Pour accélérer le développement de la SCPI Interpierre, Paref a réalisé au 1er juillet 2010 un apport de 8 immeubles représentant une valeur de 27,4 M€ et des loyers annuels de 3,0 M€. Au 31 décembre 2010, Paref détient après cet apport 78 % du capital de la SCPI, ce qui conduit à l’intégrer globalement dans les comptes consolidés. Les 6 immeubles  représentent une valeur estimée de 7,9 M€ et un loyer annuel de 0,8 M€.
Au 31 décembre 2010, Paref affiche 468 M€ d’actifs gérés, en progression de 9 % sur un an.
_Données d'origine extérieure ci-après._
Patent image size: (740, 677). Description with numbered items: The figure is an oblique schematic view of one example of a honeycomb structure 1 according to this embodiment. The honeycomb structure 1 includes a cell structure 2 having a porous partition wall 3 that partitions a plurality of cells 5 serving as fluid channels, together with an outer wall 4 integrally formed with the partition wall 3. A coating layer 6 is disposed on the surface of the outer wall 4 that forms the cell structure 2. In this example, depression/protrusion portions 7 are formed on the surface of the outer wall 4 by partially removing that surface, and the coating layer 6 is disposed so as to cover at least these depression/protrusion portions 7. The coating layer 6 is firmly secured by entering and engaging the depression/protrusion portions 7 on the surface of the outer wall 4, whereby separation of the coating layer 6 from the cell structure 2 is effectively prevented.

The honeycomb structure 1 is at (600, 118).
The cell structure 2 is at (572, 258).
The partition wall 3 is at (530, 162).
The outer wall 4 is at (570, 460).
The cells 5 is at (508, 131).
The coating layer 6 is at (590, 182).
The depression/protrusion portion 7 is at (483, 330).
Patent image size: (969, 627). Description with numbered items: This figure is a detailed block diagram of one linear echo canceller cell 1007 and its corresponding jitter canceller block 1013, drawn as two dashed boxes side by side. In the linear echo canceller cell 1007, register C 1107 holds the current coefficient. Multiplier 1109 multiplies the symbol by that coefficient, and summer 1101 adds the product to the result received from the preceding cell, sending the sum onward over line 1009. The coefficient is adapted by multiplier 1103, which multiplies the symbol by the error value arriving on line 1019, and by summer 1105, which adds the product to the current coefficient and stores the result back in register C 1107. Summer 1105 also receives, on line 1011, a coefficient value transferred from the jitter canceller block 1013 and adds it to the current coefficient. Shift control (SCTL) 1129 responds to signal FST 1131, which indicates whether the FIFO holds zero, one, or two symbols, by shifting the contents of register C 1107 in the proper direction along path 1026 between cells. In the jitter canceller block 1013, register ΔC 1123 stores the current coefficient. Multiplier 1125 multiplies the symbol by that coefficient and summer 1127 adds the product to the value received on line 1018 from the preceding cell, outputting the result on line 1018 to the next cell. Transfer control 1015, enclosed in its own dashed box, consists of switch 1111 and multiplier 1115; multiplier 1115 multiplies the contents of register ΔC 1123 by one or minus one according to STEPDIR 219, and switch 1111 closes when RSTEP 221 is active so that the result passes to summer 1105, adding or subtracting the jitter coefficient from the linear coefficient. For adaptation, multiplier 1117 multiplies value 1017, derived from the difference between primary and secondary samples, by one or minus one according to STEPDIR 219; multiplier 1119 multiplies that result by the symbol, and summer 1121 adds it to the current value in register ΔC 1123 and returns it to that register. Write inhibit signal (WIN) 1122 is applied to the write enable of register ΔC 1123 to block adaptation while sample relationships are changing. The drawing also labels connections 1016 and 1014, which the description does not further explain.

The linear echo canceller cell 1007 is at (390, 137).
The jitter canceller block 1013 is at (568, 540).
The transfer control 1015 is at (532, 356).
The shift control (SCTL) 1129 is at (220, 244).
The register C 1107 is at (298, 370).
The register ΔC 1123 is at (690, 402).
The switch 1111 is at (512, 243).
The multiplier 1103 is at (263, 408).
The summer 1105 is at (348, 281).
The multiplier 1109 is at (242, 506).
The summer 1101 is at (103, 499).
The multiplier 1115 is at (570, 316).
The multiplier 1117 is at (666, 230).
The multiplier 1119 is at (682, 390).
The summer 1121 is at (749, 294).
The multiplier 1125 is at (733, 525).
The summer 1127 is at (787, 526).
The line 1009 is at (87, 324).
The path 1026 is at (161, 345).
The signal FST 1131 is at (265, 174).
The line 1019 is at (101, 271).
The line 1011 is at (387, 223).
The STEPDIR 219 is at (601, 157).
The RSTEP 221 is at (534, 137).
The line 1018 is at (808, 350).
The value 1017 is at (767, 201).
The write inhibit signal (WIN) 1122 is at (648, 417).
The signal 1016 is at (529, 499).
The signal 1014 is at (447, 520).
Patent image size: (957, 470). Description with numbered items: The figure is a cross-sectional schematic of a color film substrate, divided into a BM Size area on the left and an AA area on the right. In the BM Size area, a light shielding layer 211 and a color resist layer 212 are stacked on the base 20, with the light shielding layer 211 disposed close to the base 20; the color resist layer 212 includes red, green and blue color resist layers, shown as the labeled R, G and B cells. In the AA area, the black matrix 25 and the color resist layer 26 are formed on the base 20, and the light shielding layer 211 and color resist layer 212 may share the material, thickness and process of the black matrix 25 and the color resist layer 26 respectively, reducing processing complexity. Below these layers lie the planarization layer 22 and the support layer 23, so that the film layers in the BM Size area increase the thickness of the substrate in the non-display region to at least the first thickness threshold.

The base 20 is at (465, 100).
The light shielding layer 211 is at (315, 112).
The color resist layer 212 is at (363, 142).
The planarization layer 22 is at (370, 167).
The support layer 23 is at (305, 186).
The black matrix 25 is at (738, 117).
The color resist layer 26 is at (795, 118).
Son ANR de liquidation par action s’élève à 85,3 € contre 79,9 € fin 2009 (chiffre retraité), en hausse de 6,8 %.
«Le groupe poursuivra dans les mois à venir sa stratégie de croissance qui repose sur : le développement de son portefeuille d’actifs avec un effet de levier modéré, principalement par investissement indirect via des participations minoritaires dans les OPCI lancés par Paref Gestion, en fonction des opportunités qui se présenteront ; la poursuite de la politique d’arbitrage à raison d’une à deux cessions par an d’actifs arrivés à maturité ou inadaptés ; le développement du potentiel important de l’activité gestion de SCPI avec une équipe commerciale renforcée et une gamme complète de SCPI en habitation (Pierre 48), commerces (Novapierre 1) et bureaux (Interpierre, redimensionnée grâce aux apports de Paref) ; le développement de nouveaux OPCI institutionnels, dédiés ou thématiques, à la suite de Vivapierre, Polypierre et Naos ; la poursuite de la politique de renforcement des fonds propres, notamment par des augmentations de capital par apport en nature selon les opportunités qui se présenteront.»